Ga nu eens op internet een aantal uitspraken zoeken over agenten die met of zonder OGS gebruik maken van de vrijstelling, en die over de maximale grenzen van de richtlijn heen zijn gegaan. Rechters denken er toch echt anders over!
Omdat een achtervolging vaker voorkomt is het geen bijzondere situatie meer? In mijn ogen blijft het een bijzondere situatie.

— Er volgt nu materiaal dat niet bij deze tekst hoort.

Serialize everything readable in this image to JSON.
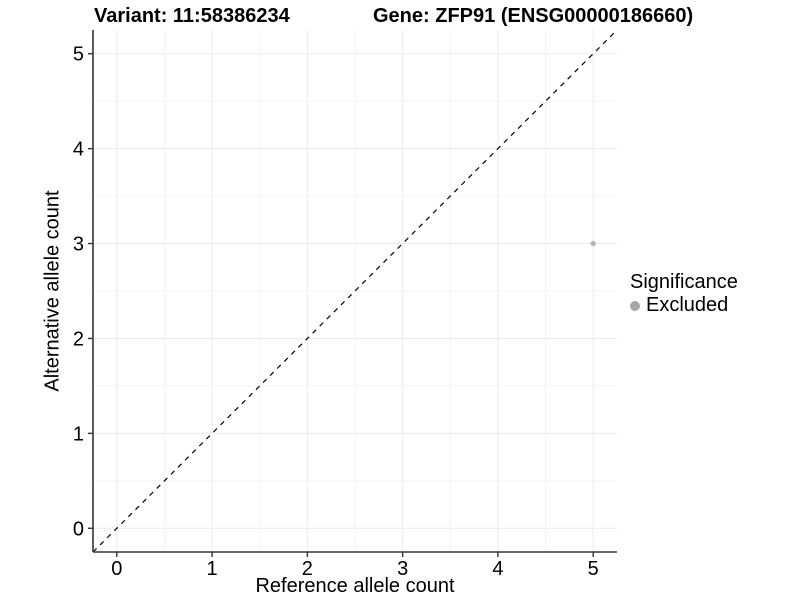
{
  "titles": {
    "variant": "Variant: 11:58386234",
    "gene": "Gene: ZFP91 (ENSG00000186660)"
  },
  "legend": {
    "title": "Significance",
    "items": [
      {
        "label": "Excluded",
        "color": "#a8a8a8"
      }
    ]
  },
  "chart_data": {
    "type": "scatter",
    "title_left": "Variant: 11:58386234",
    "title_right": "Gene: ZFP91 (ENSG00000186660)",
    "xlabel": "Reference allele count",
    "ylabel": "Alternative allele count",
    "xlim": [
      -0.25,
      5.25
    ],
    "ylim": [
      -0.25,
      5.25
    ],
    "x_ticks": [
      0,
      1,
      2,
      3,
      4,
      5
    ],
    "y_ticks": [
      0,
      1,
      2,
      3,
      4,
      5
    ],
    "x_minor_ticks": [
      0.5,
      1.5,
      2.5,
      3.5,
      4.5
    ],
    "y_minor_ticks": [
      0.5,
      1.5,
      2.5,
      3.5,
      4.5
    ],
    "grid": true,
    "legend_position": "right",
    "legend_title": "Significance",
    "series": [
      {
        "name": "Excluded",
        "color": "#a8a8a8",
        "points": [
          {
            "x": 5,
            "y": 3
          }
        ]
      }
    ],
    "reference_line": {
      "type": "identity",
      "equation": "y = x",
      "style": "dashed",
      "color": "#000000"
    },
    "style": {
      "panel_background": "#ffffff",
      "major_grid_color": "#ebebeb",
      "minor_grid_color": "#f4f4f4",
      "axis_line_color": "#333333",
      "tick_color": "#333333",
      "text_color": "#000000",
      "point_color": "#b3b3b3"
    }
  }
}
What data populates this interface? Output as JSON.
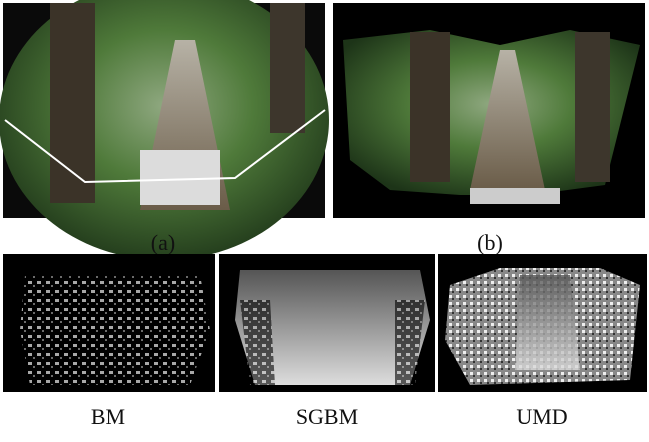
{
  "figure": {
    "top_row": [
      {
        "caption": "(a)"
      },
      {
        "caption": "(b)"
      }
    ],
    "bottom_row": [
      {
        "caption": "BM"
      },
      {
        "caption": "SGBM"
      },
      {
        "caption": "UMD"
      }
    ]
  }
}
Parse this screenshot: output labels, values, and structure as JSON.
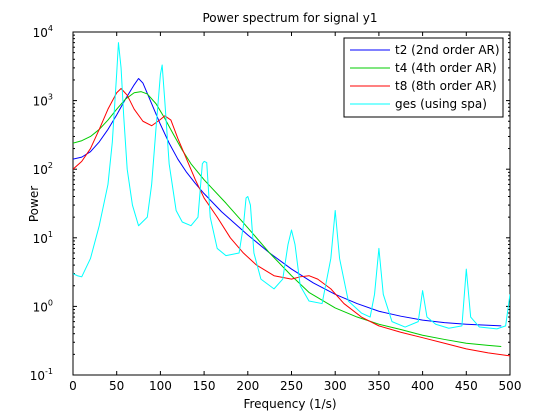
{
  "chart_data": {
    "type": "line",
    "title": "Power spectrum for signal y1",
    "xlabel": "Frequency (1/s)",
    "ylabel": "Power",
    "xlim": [
      0,
      500
    ],
    "ylim": [
      0.1,
      10000
    ],
    "yscale": "log",
    "grid": false,
    "legend_position": "top-right",
    "x_ticks": [
      0,
      50,
      100,
      150,
      200,
      250,
      300,
      350,
      400,
      450,
      500
    ],
    "x_tick_labels": [
      "0",
      "50",
      "100",
      "150",
      "200",
      "250",
      "300",
      "350",
      "400",
      "450",
      "500"
    ],
    "y_ticks": [
      {
        "value": 0.1,
        "base": "10",
        "exp": "-1"
      },
      {
        "value": 1,
        "base": "10",
        "exp": "0"
      },
      {
        "value": 10,
        "base": "10",
        "exp": "1"
      },
      {
        "value": 100,
        "base": "10",
        "exp": "2"
      },
      {
        "value": 1000,
        "base": "10",
        "exp": "3"
      },
      {
        "value": 10000,
        "base": "10",
        "exp": "4"
      }
    ],
    "series": [
      {
        "name": "t2 (2nd order AR)",
        "color": "#0000ff",
        "points": [
          [
            0,
            140
          ],
          [
            10,
            150
          ],
          [
            20,
            180
          ],
          [
            30,
            250
          ],
          [
            40,
            380
          ],
          [
            50,
            620
          ],
          [
            60,
            1050
          ],
          [
            70,
            1700
          ],
          [
            75,
            2100
          ],
          [
            80,
            1800
          ],
          [
            90,
            900
          ],
          [
            100,
            450
          ],
          [
            110,
            240
          ],
          [
            120,
            140
          ],
          [
            130,
            90
          ],
          [
            140,
            62
          ],
          [
            150,
            44
          ],
          [
            170,
            24
          ],
          [
            200,
            11
          ],
          [
            225,
            6
          ],
          [
            250,
            3.5
          ],
          [
            275,
            2.2
          ],
          [
            300,
            1.5
          ],
          [
            325,
            1.1
          ],
          [
            350,
            0.85
          ],
          [
            375,
            0.72
          ],
          [
            400,
            0.63
          ],
          [
            425,
            0.58
          ],
          [
            450,
            0.55
          ],
          [
            475,
            0.53
          ],
          [
            490,
            0.52
          ]
        ]
      },
      {
        "name": "t4 (4th order AR)",
        "color": "#00cc00",
        "points": [
          [
            0,
            240
          ],
          [
            10,
            260
          ],
          [
            20,
            300
          ],
          [
            30,
            380
          ],
          [
            40,
            520
          ],
          [
            50,
            750
          ],
          [
            60,
            1050
          ],
          [
            70,
            1300
          ],
          [
            78,
            1350
          ],
          [
            85,
            1250
          ],
          [
            95,
            900
          ],
          [
            105,
            550
          ],
          [
            115,
            320
          ],
          [
            125,
            190
          ],
          [
            135,
            120
          ],
          [
            150,
            70
          ],
          [
            175,
            32
          ],
          [
            200,
            14
          ],
          [
            225,
            6
          ],
          [
            250,
            2.8
          ],
          [
            270,
            1.6
          ],
          [
            300,
            0.95
          ],
          [
            325,
            0.7
          ],
          [
            350,
            0.55
          ],
          [
            375,
            0.46
          ],
          [
            400,
            0.38
          ],
          [
            425,
            0.33
          ],
          [
            450,
            0.29
          ],
          [
            475,
            0.27
          ],
          [
            490,
            0.26
          ]
        ]
      },
      {
        "name": "t8 (8th order AR)",
        "color": "#ff0000",
        "points": [
          [
            0,
            100
          ],
          [
            10,
            130
          ],
          [
            20,
            200
          ],
          [
            30,
            380
          ],
          [
            40,
            750
          ],
          [
            50,
            1300
          ],
          [
            55,
            1500
          ],
          [
            62,
            1200
          ],
          [
            70,
            750
          ],
          [
            80,
            500
          ],
          [
            90,
            430
          ],
          [
            100,
            530
          ],
          [
            105,
            600
          ],
          [
            112,
            520
          ],
          [
            120,
            280
          ],
          [
            130,
            140
          ],
          [
            140,
            70
          ],
          [
            150,
            38
          ],
          [
            165,
            20
          ],
          [
            180,
            10
          ],
          [
            195,
            6
          ],
          [
            210,
            4
          ],
          [
            230,
            2.8
          ],
          [
            250,
            2.5
          ],
          [
            260,
            2.7
          ],
          [
            270,
            2.8
          ],
          [
            280,
            2.5
          ],
          [
            295,
            1.8
          ],
          [
            310,
            1.1
          ],
          [
            330,
            0.7
          ],
          [
            350,
            0.52
          ],
          [
            375,
            0.42
          ],
          [
            400,
            0.35
          ],
          [
            425,
            0.29
          ],
          [
            450,
            0.24
          ],
          [
            475,
            0.21
          ],
          [
            500,
            0.19
          ]
        ]
      },
      {
        "name": "ges (using spa)",
        "color": "#00ffff",
        "points": [
          [
            0,
            3
          ],
          [
            5,
            2.8
          ],
          [
            10,
            2.7
          ],
          [
            20,
            5
          ],
          [
            30,
            15
          ],
          [
            40,
            60
          ],
          [
            45,
            250
          ],
          [
            50,
            2500
          ],
          [
            52,
            7000
          ],
          [
            55,
            3000
          ],
          [
            58,
            600
          ],
          [
            62,
            100
          ],
          [
            68,
            30
          ],
          [
            75,
            15
          ],
          [
            85,
            20
          ],
          [
            90,
            60
          ],
          [
            95,
            400
          ],
          [
            100,
            2400
          ],
          [
            102,
            3300
          ],
          [
            105,
            1000
          ],
          [
            110,
            120
          ],
          [
            118,
            25
          ],
          [
            125,
            17
          ],
          [
            135,
            15
          ],
          [
            143,
            20
          ],
          [
            148,
            120
          ],
          [
            150,
            130
          ],
          [
            153,
            125
          ],
          [
            157,
            20
          ],
          [
            165,
            7
          ],
          [
            175,
            5.5
          ],
          [
            190,
            6
          ],
          [
            195,
            15
          ],
          [
            198,
            38
          ],
          [
            200,
            40
          ],
          [
            203,
            30
          ],
          [
            207,
            6
          ],
          [
            215,
            2.5
          ],
          [
            230,
            1.8
          ],
          [
            240,
            2.5
          ],
          [
            246,
            8
          ],
          [
            250,
            13
          ],
          [
            254,
            8
          ],
          [
            260,
            2
          ],
          [
            270,
            1.2
          ],
          [
            285,
            1.1
          ],
          [
            295,
            5
          ],
          [
            300,
            25
          ],
          [
            305,
            5
          ],
          [
            315,
            1.2
          ],
          [
            330,
            0.8
          ],
          [
            340,
            0.7
          ],
          [
            345,
            1.5
          ],
          [
            350,
            7
          ],
          [
            355,
            1.5
          ],
          [
            365,
            0.6
          ],
          [
            380,
            0.5
          ],
          [
            395,
            0.6
          ],
          [
            400,
            1.7
          ],
          [
            405,
            0.7
          ],
          [
            415,
            0.55
          ],
          [
            430,
            0.48
          ],
          [
            445,
            0.52
          ],
          [
            450,
            3.5
          ],
          [
            455,
            0.7
          ],
          [
            465,
            0.5
          ],
          [
            485,
            0.47
          ],
          [
            495,
            0.52
          ],
          [
            500,
            1.5
          ]
        ]
      }
    ]
  }
}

Natuurlijk is dat een bijzondere situatie. En daarvoor heb je als politieambtenaar dus ook meer ruimte. Lees deze uitspraak eens?
http://uitspraken.rechtspraak.nl/inziendocument?id=ECLI:NL:RBOBR:2013:4793In plaats van de standaard maximumsnelheid ter plaatse van 80 km, geeft de rechter aan dat voor de agent ingevolge het LBVP een maximumsnelheid van 120 km/uur (80 + 40) gold. Alleen geldt die verhoogde maximum snelheid alleen als aan 3 voorwaarden is voldaan:
- er moet voldoende noodzaak zijn voor het uitvoeren van de opgedragen taak
- is de veiligheid van het verkeer zoveel als mogelijk gewaarborgd
- zijn de in de Brancherichtlijnen opgenomen voorschriften nageleefd.
Belangrijk is dat wanneer aan minimaal 1 van de 3 voorwaarden niet wordt voldaan, er helemaal geen beroep op de algehele vrijstelling van de RVV meer kan worden gedaan. En derhalve is deze agent dus veroordeeld voor het overschrijden van de daar geldende snelheid van 80 km per uur met maar liefst 57 kilometer.
Maar dan komen we weer op hetzelfde punt als in andere discussies over de BR: je kan hem op meerdere manieren lezen. Want, wanneer is iets nou zwart op wit een bijzondere situatie? Wat ik bijzonder vind, kan een ander als normaal ervaren en vice versa.
Je mag hem van mij lezen hoe jij wilt, ik vind het echter veel interessanter hoe rechters er mee om gaan.